Emergence of $^4$H $J^\pi=1^-$ resonance in contact theories

TL;DR

This paper demonstrates the emergence of a stable $^4$H $J^=1^-$ resonance in contact theories using pionless EFT, revealing universal features of few-fermion systems and implications for nuclear physics.

Contribution

It shows a cutoff-stable resonance in $^4$H using three numerical methods, highlighting the importance of three-body scales and suggesting similar states in larger nuclei.

Findings

A universal $^4$H $J^=1^-$ resonance is found.

Resonance stability is independent of cutoff within a range.

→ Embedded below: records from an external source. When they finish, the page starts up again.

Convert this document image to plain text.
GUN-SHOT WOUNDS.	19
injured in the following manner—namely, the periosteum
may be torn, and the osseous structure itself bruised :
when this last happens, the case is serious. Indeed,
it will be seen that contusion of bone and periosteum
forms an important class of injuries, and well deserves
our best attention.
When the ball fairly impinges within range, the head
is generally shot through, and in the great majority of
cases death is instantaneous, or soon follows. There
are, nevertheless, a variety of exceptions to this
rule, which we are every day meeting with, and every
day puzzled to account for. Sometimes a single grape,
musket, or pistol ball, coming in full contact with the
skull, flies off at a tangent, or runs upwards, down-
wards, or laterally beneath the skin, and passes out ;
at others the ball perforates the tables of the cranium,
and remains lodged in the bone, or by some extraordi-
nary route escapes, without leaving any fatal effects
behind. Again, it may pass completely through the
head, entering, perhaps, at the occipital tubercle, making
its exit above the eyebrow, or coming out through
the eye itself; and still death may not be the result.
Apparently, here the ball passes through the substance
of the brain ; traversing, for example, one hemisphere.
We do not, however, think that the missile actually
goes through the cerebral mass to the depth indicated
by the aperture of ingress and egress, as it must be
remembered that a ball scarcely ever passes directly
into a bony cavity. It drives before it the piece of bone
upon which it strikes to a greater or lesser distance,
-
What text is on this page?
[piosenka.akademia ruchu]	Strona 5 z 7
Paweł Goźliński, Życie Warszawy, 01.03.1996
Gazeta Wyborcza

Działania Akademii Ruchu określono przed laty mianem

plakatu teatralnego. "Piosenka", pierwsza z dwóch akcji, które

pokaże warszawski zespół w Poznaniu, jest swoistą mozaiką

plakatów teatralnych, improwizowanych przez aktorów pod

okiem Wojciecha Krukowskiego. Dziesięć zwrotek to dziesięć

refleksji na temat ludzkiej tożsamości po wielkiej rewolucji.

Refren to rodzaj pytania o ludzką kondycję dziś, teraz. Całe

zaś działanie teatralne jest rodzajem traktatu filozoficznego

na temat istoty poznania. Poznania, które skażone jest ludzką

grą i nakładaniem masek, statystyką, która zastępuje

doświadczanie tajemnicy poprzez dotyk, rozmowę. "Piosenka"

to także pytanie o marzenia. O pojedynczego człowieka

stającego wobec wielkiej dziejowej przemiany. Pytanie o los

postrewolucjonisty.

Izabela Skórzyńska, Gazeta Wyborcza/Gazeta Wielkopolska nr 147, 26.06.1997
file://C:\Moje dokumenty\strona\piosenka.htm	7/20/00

Implications for powercounting in pionless EFT and larger nuclei.

Abstract

We obtain the $s$- and $p$-wave low-energy scattering parameters for n$^3$H elastic scattering and the position of the $^4$H $J^\pi=1^-$ resonance using the pionless effective field theory at leading order. Results are extracted with three numerical techniques: confining the system in a harmonic oscillator trap, solving the Faddeev-Yakubovsky equations in configuration space, and using an effective two-body cluster approach. The renormalization of the theory for the relevant amplitudes is assessed in a cutoff-regulator range between $1\,\text{fm}^{-1}$ and $10\,\text{fm}^{-1}$. Most remarkably, we find a cutoff-stable/RG-invariant resonance in the $^4$H $J^\pi=1^-$ system. This $p$-wave resonance is a universal consequence of a shallow two-body state and the introduction of a three-body $s$-wave scale set by the triton binding energy. The stabilization of a resonant state in a few-fermion system through pure contact interactions has a significant consequence for the powercounting of the pionless theory. Specifically, it suggests the appearance of similar resonant states also in larger nuclei, like 16-oxygen, in which the theory's leading order does not predict stable states. Those resonances would provide a starting state to be moved to the correct physical position by the perturbative insertion of sub-leading orders, possibly resolving the discrepancy between data and contact EFT.